Monday, Sep. 24, 2001

The Burn Unit

By Alice Park

The first thing you feel is the heat. Even on a warm, sunny day, the patient rooms and hallways of the burn unit at New York Presbyterian Hospital are heated to 85[degrees] F. For the most severely burned, that's still not warm enough; with so much skin scorched away, the body can no longer keep up the temperature that internal organs need to function.

Within an hour of the second plane crash, a dozen patients--all with life-threatening burns--had been speeded by ambulance to this, the nation's leading burn unit, which by perverse happenstance is located about 100 blocks from Ground Zero. Because burns need immediate, specialized care, the most serious cases bypassed the emergency room and were sent directly to the special unit. By the next day, 25 victims had been admitted.

In the brightly lighted hallways, a sheet of paper taped to the wall inside each room tells the story: on front- and back-view sketches of the human body, doctors have shaded in burned areas and included handwritten calculations of the extent of the damage. In many cases, more than 70% of the body is darkened. "The intense heat and the inability to get away [are what] makes these burns so severe," says Dr. Roger Yurt, director of the unit. One patient, scorched by a fireball of debris, lies almost completely swathed in bandages under a tent of heat shields and blankets.
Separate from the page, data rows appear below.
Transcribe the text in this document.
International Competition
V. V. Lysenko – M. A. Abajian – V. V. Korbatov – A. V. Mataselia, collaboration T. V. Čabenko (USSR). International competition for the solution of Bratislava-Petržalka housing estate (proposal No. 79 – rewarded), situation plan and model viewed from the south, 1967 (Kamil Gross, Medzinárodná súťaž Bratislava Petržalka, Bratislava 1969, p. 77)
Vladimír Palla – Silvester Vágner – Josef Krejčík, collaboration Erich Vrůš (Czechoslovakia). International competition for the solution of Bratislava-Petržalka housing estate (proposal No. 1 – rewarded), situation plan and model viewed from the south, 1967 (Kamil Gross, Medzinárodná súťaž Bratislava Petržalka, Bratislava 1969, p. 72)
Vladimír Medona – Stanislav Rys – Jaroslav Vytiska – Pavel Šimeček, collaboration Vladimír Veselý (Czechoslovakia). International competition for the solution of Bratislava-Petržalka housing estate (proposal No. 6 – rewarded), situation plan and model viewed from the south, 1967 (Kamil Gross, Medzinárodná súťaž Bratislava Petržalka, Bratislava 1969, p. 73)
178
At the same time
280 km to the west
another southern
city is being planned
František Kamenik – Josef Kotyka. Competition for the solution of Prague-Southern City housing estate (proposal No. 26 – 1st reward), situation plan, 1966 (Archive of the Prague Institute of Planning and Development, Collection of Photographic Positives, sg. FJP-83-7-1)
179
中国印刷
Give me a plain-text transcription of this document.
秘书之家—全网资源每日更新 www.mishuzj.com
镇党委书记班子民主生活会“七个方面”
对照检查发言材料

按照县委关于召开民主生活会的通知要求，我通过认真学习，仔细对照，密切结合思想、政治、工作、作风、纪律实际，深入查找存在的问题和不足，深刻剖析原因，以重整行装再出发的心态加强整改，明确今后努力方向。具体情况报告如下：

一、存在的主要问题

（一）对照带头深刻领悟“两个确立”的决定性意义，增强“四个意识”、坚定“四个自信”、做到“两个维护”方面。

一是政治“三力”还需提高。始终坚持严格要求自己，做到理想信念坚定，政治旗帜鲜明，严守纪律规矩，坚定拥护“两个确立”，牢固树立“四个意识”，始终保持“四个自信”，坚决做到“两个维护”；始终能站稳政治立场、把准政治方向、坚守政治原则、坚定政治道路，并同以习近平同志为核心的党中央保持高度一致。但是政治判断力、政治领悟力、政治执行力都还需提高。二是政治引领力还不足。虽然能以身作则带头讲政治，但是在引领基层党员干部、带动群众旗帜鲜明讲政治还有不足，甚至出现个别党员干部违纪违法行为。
Another, propelled forward by a ruptured steam pipe, is scorched along his back and the back of his legs but was miraculously spared on the entire front of his body--a stark representation of the arbitrary line drawn between health and injury, normality and trauma, life and death.

With so much skin compromised, the top priority for doctors is to keep a patient's body warm and hydrated. In the first 24 hours, the treatment is surprisingly simple: saline fluid--sometimes as much as 8 gal.--to keep up blood volume and stabilize blood pressure, and morphine for pain. Only after a patient is able to maintain normal blood pressure, says Yurt, can surgery begin--a painstaking process in which burned skin is scraped away and substitute sheets grafted in. And even then, only about 20% to 30% of the severely burned will survive.